Arsenal campeón: emociones y desafíos tras el trofeo
El escenario no es casualidad. En la sala de juntas del Sobha Realty Training Centre, el trofeo de la Premier League reposa sobre la mesa como un invitado más. A un lado, Josh James y Nicole Holliday. Al otro, el triángulo que ha cambiado el curso reciente del club: Mikel Arteta, el copresidente Josh Kroenke y el CEO Rich Garlick. No es una charla más. Es la primera gran disección pública de lo que significa haber vuelto a la cima del fútbol inglés.
Arteta y el peso de un trofeo soñado
Mikel Arteta no disimula. Habla de emociones, no de tópicos. De lo que sintió al tocar el metal de la Premier League, de lo que vio en los ojos de sus jugadores cuando levantaron el título todos juntos. Confiesa que la realidad superó cualquier versión que hubiera imaginado durante años de trabajo, fe y renuncias.
Ese instante no fue solo la foto de una coronación. Fue el desenlace de un camino largo, a veces ingrato, en el que el técnico insistió en una idea mientras el ruido alrededor pedía atajos. Por eso, cuando el título quedó matemáticamente asegurado, el primer gesto de Arteta fue buscar el teléfono. Revela a quién llamó en ese momento exacto, una conversación que, según él, condensó orgullo, alivio y una conexión íntima con todo lo que hay detrás del éxito: familia, vestuario, club.
En medio de la tensión liberada, también hubo espacio para la parte más ligera de la noche. El técnico se permite un guiño que muchos esperaban: desvela qué jugador se adueñó de la pista de baile en la fiesta del título. Un detalle mínimo, pero que ilustra el ambiente de un grupo que ha sabido competir con una seriedad feroz y, al mismo tiempo, celebrar como un bloque que se siente familia.
Kroenke y Garlick, la otra cara del proyecto
Mientras Arteta pone voz al vestuario, Josh Kroenke y Rich Garlick aportan la perspectiva de los despachos. No hablan de balances, sino de trayectorias. De un viaje que, para ellos, no se entiende sin quienes no pisan el césped los fines de semana.
Insisten en la importancia de haber compartido el logro con las familias de jugadores y staff, una imagen que se ha vuelto habitual en las grandes celebraciones modernas, pero que aquí adquiere un matiz especial: la sensación de que el club entero, desde Hale End hasta Highbury House, se ha movido en la misma dirección.
Hale End, la fábrica de talento. Highbury House, el corazón administrativo. Dos puntos de un mismo mapa que, según Kroenke y Garlick, también son parte de este título. Subrayan lo que significa para empleados, canteranos y aficionados repartidos por todo el mundo ver al club de nuevo en lo más alto de la Premier League. No es solo una copa en una vitrina. Es una validación colectiva.
Del éxtasis a la exigencia: el próximo objetivo ya tiene nombre
La resaca del éxito dura poco. Con un objetivo histórico cumplido, el discurso cambia de tono. En la mesa aparece una palabra que se repite: mentalidad. No se trata de disfrutar y detenerse, sino de entender que el mayor riesgo ahora es acomodarse.

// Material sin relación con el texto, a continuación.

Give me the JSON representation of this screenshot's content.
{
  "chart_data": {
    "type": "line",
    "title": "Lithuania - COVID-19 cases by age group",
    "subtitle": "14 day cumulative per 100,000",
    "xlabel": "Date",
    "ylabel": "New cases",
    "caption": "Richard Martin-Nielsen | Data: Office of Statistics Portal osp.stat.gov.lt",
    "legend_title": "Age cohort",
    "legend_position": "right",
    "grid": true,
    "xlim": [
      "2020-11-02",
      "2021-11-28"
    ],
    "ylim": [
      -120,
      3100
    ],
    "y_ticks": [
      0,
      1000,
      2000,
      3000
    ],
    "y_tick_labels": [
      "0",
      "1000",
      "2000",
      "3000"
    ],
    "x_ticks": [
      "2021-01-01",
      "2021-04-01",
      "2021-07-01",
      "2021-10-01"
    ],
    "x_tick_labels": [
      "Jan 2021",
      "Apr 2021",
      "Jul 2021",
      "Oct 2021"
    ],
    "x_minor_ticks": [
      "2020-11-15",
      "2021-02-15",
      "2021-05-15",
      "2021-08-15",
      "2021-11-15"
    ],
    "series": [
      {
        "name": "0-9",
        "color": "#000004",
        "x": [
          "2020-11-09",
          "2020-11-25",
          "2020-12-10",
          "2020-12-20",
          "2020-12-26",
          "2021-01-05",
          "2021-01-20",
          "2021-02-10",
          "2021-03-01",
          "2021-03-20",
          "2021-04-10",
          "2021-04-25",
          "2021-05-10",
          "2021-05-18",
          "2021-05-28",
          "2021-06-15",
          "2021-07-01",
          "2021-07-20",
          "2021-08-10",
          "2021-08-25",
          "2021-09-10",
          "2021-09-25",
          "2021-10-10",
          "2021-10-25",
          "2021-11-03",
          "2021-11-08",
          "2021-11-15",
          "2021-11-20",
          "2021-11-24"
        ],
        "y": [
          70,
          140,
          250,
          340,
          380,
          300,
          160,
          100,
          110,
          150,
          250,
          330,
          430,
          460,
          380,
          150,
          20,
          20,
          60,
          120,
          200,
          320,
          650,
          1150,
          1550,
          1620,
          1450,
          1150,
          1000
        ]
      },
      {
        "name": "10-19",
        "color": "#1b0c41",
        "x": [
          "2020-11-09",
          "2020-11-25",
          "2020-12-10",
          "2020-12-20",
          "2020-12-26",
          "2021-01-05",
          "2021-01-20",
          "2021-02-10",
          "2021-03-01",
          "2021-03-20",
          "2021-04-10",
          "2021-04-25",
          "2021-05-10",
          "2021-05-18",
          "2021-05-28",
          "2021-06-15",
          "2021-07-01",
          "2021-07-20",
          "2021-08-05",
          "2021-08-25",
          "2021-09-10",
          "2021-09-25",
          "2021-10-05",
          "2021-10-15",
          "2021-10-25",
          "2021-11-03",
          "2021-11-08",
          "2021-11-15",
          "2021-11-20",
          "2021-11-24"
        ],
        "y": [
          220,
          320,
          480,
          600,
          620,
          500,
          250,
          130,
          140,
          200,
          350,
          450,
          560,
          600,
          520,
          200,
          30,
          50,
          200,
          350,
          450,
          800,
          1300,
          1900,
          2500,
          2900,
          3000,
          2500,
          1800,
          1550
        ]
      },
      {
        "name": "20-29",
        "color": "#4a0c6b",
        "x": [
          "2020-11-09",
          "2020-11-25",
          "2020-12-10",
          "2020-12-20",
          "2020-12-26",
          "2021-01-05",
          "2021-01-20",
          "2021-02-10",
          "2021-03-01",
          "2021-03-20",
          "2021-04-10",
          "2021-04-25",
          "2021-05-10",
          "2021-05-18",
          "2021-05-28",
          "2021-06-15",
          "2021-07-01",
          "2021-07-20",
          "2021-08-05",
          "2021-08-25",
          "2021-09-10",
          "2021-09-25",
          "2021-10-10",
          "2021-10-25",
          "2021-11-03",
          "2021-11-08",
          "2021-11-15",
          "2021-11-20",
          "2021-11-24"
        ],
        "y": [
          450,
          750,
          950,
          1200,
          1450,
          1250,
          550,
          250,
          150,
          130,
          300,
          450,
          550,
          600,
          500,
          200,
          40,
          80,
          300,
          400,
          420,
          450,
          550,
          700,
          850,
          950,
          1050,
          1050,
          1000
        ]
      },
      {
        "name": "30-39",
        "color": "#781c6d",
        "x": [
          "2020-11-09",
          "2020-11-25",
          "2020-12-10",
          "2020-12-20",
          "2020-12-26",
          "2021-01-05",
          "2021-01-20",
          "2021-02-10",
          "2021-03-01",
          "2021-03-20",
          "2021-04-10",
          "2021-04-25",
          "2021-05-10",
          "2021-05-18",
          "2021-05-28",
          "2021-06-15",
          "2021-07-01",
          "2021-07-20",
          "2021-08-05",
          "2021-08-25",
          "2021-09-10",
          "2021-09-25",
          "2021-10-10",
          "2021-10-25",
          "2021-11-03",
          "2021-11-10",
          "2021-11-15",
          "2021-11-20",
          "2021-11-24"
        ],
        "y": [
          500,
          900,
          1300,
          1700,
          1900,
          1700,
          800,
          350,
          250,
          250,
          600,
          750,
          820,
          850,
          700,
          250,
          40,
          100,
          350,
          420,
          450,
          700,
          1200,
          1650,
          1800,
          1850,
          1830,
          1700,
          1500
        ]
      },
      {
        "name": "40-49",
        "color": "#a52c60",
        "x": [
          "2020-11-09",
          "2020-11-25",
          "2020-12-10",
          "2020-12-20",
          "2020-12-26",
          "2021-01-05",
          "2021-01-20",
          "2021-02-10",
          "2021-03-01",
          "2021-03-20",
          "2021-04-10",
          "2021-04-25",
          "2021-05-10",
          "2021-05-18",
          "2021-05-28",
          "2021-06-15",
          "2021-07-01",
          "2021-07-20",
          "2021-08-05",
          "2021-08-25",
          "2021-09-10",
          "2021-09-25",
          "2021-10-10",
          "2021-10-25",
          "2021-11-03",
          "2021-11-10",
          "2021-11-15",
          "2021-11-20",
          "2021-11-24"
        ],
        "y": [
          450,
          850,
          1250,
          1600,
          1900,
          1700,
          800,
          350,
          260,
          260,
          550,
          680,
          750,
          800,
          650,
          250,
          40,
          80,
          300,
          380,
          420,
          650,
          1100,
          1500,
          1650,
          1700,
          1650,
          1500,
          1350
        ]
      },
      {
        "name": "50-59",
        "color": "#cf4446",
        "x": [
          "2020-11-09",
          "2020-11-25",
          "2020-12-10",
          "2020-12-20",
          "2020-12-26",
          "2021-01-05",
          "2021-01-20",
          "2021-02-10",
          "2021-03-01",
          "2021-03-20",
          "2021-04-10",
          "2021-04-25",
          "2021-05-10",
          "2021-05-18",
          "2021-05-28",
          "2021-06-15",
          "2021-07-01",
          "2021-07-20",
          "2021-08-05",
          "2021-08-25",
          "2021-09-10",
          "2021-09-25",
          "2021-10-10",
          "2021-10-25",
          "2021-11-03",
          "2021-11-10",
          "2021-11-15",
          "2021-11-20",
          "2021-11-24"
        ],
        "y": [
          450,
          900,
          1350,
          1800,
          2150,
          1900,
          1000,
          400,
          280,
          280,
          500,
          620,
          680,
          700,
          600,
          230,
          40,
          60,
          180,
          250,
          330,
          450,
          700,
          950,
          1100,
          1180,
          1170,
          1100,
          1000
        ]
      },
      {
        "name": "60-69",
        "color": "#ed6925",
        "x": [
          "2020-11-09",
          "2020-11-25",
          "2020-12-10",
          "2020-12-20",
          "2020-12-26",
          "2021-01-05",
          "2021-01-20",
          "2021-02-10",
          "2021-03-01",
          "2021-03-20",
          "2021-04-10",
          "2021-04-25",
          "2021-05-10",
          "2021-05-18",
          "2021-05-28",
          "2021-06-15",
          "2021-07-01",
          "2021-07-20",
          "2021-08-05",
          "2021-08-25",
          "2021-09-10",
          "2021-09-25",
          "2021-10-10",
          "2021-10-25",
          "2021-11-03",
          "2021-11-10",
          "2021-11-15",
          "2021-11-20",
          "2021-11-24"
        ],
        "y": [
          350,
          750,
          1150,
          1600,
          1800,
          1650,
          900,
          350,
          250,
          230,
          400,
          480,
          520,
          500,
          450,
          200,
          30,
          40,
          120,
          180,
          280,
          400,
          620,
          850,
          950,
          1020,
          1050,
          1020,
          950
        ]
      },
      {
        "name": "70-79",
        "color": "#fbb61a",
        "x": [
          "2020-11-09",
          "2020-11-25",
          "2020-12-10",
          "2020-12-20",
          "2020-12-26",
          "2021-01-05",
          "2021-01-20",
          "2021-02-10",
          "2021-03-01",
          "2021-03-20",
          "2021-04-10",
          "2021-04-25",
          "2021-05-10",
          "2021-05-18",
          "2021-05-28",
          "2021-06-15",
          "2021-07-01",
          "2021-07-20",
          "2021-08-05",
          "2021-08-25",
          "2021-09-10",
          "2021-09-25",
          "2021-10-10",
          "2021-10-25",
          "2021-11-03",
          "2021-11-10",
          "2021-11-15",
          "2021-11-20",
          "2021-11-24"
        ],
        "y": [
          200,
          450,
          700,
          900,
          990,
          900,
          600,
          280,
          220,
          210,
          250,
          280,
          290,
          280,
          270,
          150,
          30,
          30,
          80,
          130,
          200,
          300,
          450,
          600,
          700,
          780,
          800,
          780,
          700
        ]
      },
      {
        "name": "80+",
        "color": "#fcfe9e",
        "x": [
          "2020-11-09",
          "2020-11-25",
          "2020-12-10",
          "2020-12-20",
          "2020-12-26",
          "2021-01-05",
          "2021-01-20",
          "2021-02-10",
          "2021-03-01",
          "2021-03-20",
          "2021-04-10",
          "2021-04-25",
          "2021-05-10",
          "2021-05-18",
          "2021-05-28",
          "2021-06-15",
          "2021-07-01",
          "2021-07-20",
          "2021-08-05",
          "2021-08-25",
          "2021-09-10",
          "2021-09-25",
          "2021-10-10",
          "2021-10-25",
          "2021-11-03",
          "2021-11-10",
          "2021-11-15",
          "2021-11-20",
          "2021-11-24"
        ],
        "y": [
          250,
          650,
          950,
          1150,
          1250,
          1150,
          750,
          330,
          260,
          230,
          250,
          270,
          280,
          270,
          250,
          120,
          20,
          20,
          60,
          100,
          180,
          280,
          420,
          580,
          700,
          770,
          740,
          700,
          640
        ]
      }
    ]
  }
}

El panel desgrana qué hace distinto a este grupo. Hablan de una plantilla que no se conforma, que vive el título como un punto de partida, no como el final del viaje. La conversación gira hacia el hambre competitivo, hacia esa incomodidad permanente que separa a los campeones efímeros de los equipos que construyen una era.

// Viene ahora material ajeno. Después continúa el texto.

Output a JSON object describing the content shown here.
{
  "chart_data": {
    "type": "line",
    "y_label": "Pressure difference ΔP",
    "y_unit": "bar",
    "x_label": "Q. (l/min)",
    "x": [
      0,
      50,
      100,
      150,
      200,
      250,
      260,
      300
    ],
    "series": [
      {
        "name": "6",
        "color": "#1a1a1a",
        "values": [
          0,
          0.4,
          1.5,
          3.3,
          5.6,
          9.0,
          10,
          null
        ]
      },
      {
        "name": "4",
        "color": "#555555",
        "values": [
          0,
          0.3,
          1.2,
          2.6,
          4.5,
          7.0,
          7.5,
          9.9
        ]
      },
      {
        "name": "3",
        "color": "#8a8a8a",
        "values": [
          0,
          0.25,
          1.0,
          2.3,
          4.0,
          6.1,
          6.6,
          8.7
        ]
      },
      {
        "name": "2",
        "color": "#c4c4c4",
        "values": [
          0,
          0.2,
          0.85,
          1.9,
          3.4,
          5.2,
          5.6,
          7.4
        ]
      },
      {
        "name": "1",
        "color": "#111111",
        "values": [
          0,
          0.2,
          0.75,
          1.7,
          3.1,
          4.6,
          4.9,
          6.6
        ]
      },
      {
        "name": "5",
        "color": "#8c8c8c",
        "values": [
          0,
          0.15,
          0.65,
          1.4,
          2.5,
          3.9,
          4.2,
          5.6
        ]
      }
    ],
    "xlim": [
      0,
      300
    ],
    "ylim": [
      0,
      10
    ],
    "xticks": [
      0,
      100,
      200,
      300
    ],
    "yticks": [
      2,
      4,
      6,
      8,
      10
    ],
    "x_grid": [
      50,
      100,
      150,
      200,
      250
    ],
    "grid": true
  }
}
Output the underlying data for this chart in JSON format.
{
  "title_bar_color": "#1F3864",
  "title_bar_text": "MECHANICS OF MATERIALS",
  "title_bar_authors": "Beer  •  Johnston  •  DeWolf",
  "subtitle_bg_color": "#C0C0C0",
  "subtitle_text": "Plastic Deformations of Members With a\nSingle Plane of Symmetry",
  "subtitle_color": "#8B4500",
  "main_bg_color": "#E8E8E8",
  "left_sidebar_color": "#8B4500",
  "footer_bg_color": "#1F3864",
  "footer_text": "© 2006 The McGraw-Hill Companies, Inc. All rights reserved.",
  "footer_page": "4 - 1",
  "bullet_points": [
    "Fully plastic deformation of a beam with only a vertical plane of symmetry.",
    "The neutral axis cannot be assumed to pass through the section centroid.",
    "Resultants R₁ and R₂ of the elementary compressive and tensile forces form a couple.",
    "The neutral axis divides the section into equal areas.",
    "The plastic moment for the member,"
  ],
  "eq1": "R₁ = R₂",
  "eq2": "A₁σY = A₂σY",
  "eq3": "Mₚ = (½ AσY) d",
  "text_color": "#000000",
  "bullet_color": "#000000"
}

Y ahí asoma el siguiente gran desafío: la final de la Champions League en Budapest. No como un sueño lejano, sino como el siguiente examen inmediato. El vestuario, cuentan, ya piensa en cómo trasladar la energía del título doméstico a una noche que puede cambiar de categoría al proyecto.

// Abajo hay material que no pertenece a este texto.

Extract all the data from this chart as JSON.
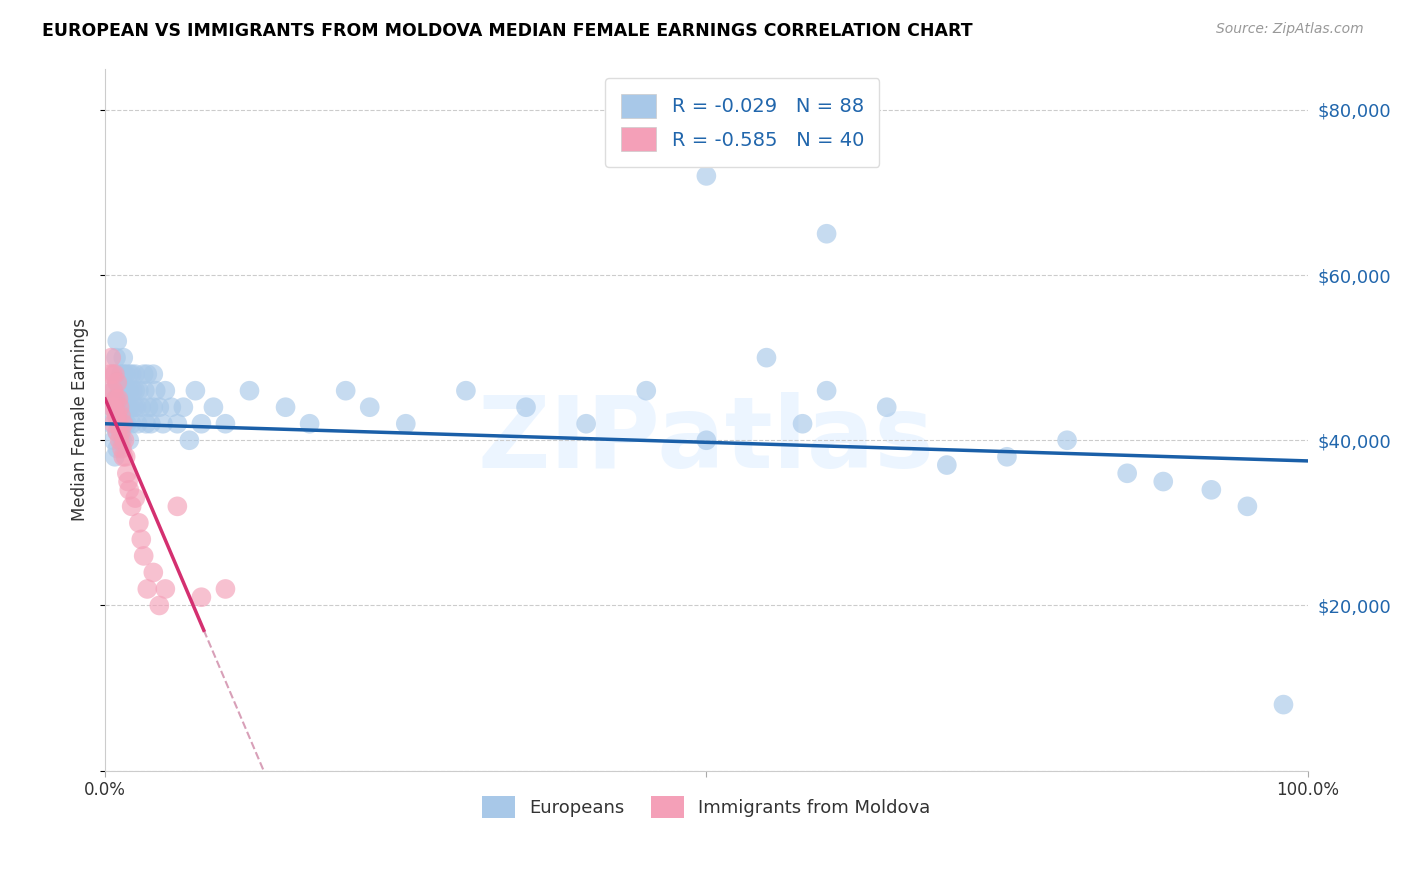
{
  "title": "EUROPEAN VS IMMIGRANTS FROM MOLDOVA MEDIAN FEMALE EARNINGS CORRELATION CHART",
  "source": "Source: ZipAtlas.com",
  "ylabel": "Median Female Earnings",
  "ylim": [
    0,
    85000
  ],
  "xlim": [
    0,
    1.0
  ],
  "blue_R": -0.029,
  "blue_N": 88,
  "pink_R": -0.585,
  "pink_N": 40,
  "blue_color": "#a8c8e8",
  "pink_color": "#f4a0b8",
  "blue_line_color": "#1a5fa8",
  "pink_line_color": "#d43070",
  "dash_color": "#d8a0b8",
  "watermark": "ZIPatlas",
  "legend_label_blue": "Europeans",
  "legend_label_pink": "Immigrants from Moldova",
  "eu_x": [
    0.005,
    0.006,
    0.007,
    0.007,
    0.008,
    0.008,
    0.009,
    0.009,
    0.01,
    0.01,
    0.01,
    0.01,
    0.01,
    0.012,
    0.012,
    0.013,
    0.013,
    0.014,
    0.014,
    0.015,
    0.015,
    0.015,
    0.016,
    0.016,
    0.017,
    0.017,
    0.018,
    0.018,
    0.019,
    0.02,
    0.02,
    0.02,
    0.021,
    0.022,
    0.022,
    0.023,
    0.024,
    0.025,
    0.025,
    0.026,
    0.027,
    0.028,
    0.03,
    0.032,
    0.033,
    0.034,
    0.035,
    0.036,
    0.038,
    0.04,
    0.04,
    0.042,
    0.045,
    0.048,
    0.05,
    0.055,
    0.06,
    0.065,
    0.07,
    0.075,
    0.08,
    0.09,
    0.1,
    0.12,
    0.15,
    0.17,
    0.2,
    0.22,
    0.25,
    0.3,
    0.35,
    0.4,
    0.45,
    0.5,
    0.55,
    0.58,
    0.6,
    0.65,
    0.7,
    0.75,
    0.8,
    0.85,
    0.88,
    0.92,
    0.95,
    0.98,
    0.5,
    0.6
  ],
  "eu_y": [
    42000,
    44000,
    46000,
    40000,
    48000,
    38000,
    45000,
    50000,
    43000,
    47000,
    41000,
    39000,
    52000,
    46000,
    44000,
    48000,
    42000,
    46000,
    40000,
    50000,
    44000,
    48000,
    46000,
    42000,
    44000,
    48000,
    46000,
    42000,
    44000,
    48000,
    46000,
    40000,
    44000,
    48000,
    42000,
    46000,
    44000,
    46000,
    48000,
    44000,
    42000,
    46000,
    44000,
    48000,
    46000,
    42000,
    48000,
    44000,
    42000,
    48000,
    44000,
    46000,
    44000,
    42000,
    46000,
    44000,
    42000,
    44000,
    40000,
    46000,
    42000,
    44000,
    42000,
    46000,
    44000,
    42000,
    46000,
    44000,
    42000,
    46000,
    44000,
    42000,
    46000,
    40000,
    50000,
    42000,
    46000,
    44000,
    37000,
    38000,
    40000,
    36000,
    35000,
    34000,
    32000,
    8000,
    72000,
    65000
  ],
  "md_x": [
    0.004,
    0.005,
    0.005,
    0.006,
    0.006,
    0.007,
    0.007,
    0.008,
    0.008,
    0.009,
    0.009,
    0.01,
    0.01,
    0.01,
    0.011,
    0.011,
    0.012,
    0.012,
    0.013,
    0.013,
    0.014,
    0.015,
    0.015,
    0.016,
    0.017,
    0.018,
    0.019,
    0.02,
    0.022,
    0.025,
    0.028,
    0.03,
    0.032,
    0.035,
    0.04,
    0.045,
    0.05,
    0.06,
    0.08,
    0.1
  ],
  "md_y": [
    48000,
    50000,
    46000,
    44000,
    48000,
    46000,
    42000,
    44000,
    48000,
    43000,
    45000,
    47000,
    43000,
    41000,
    45000,
    42000,
    44000,
    40000,
    43000,
    41000,
    39000,
    42000,
    38000,
    40000,
    38000,
    36000,
    35000,
    34000,
    32000,
    33000,
    30000,
    28000,
    26000,
    22000,
    24000,
    20000,
    22000,
    32000,
    21000,
    22000
  ]
}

La sensación que deja este episodio de The Dispatch es clara: el club ha atrapado por fin una meta que perseguía desde hace años, pero nadie dentro quiere que quede como una postal aislada. Con el trofeo de la Premier League presidiendo la charla y Budapest en el horizonte, la pregunta ya no es cómo han llegado hasta aquí, sino cuántas veces están dispuestos a volver.